ADHD is often treated with a combination of counseling and medication. An ADHD diagnosis and medication prescription can be obtained from a medical practitioner or psychiatrist. Your loved one can benefit from the assistance of a therapist or psychologist in developing coping mechanisms, routines, techniques, and social skills.
- Pay Attention to a Loved One
Understanding the value of active listening and clear, straightforward communication is crucial when considering how to help someone with ADHD. This seemingly simplistic method of showing support is actually quite powerful.
- Talk to the One You Care About
It is vital to learn to feel at ease talking about your own worries with your loved ones, just as it is to learn to listen to theirs. The greatest way to prevent anger and resentment is to deal with problems as they arise (or as soon as possible).
- Recognize and play to one’s strengths to boost confidence.
Due to years of hearing their professors, acquaintances, and family members complain about them, most people with ADHD are well aware of their flaws. Many people with ADHD have low self-esteem, and it is possible that hearing constant criticism is to blame. Confidence can be bolstered by the practice of focusing on one’s strengths rather than one’s weaknesses.

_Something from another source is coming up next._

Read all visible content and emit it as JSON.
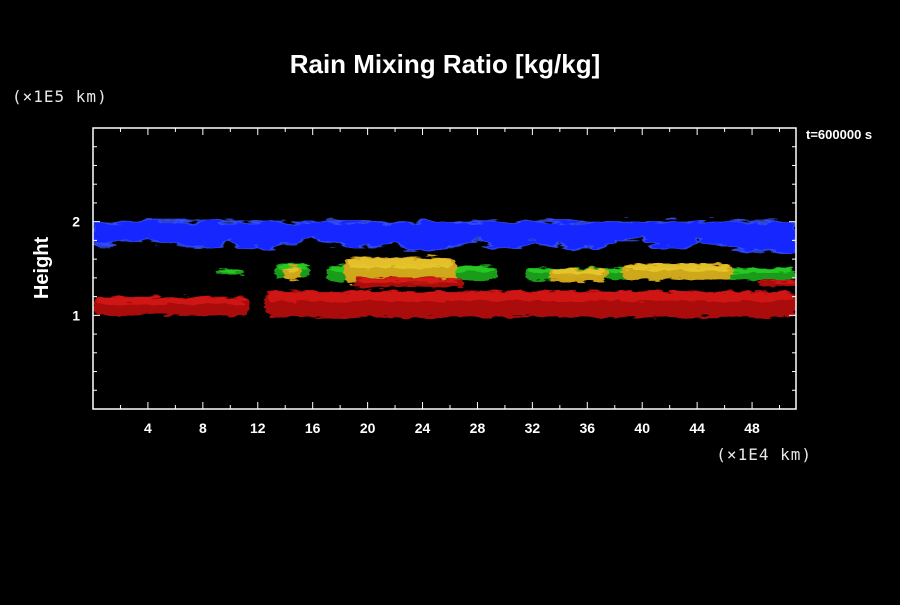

Complimenting someone on their strengths is a great method to learn how to communicate with someone with ADHD. There is value in recognizing and rewarding good behavior.
If you know an artist with ADHD, you can learn from their inventiveness and perseverance by concentrating on their strengths. You may also show your appreciation (without coming across as condescending) by putting away their clothes or completing a task. Compliments and encouragement, no matter how small, can go a long way toward boosting your loved one’s confidence.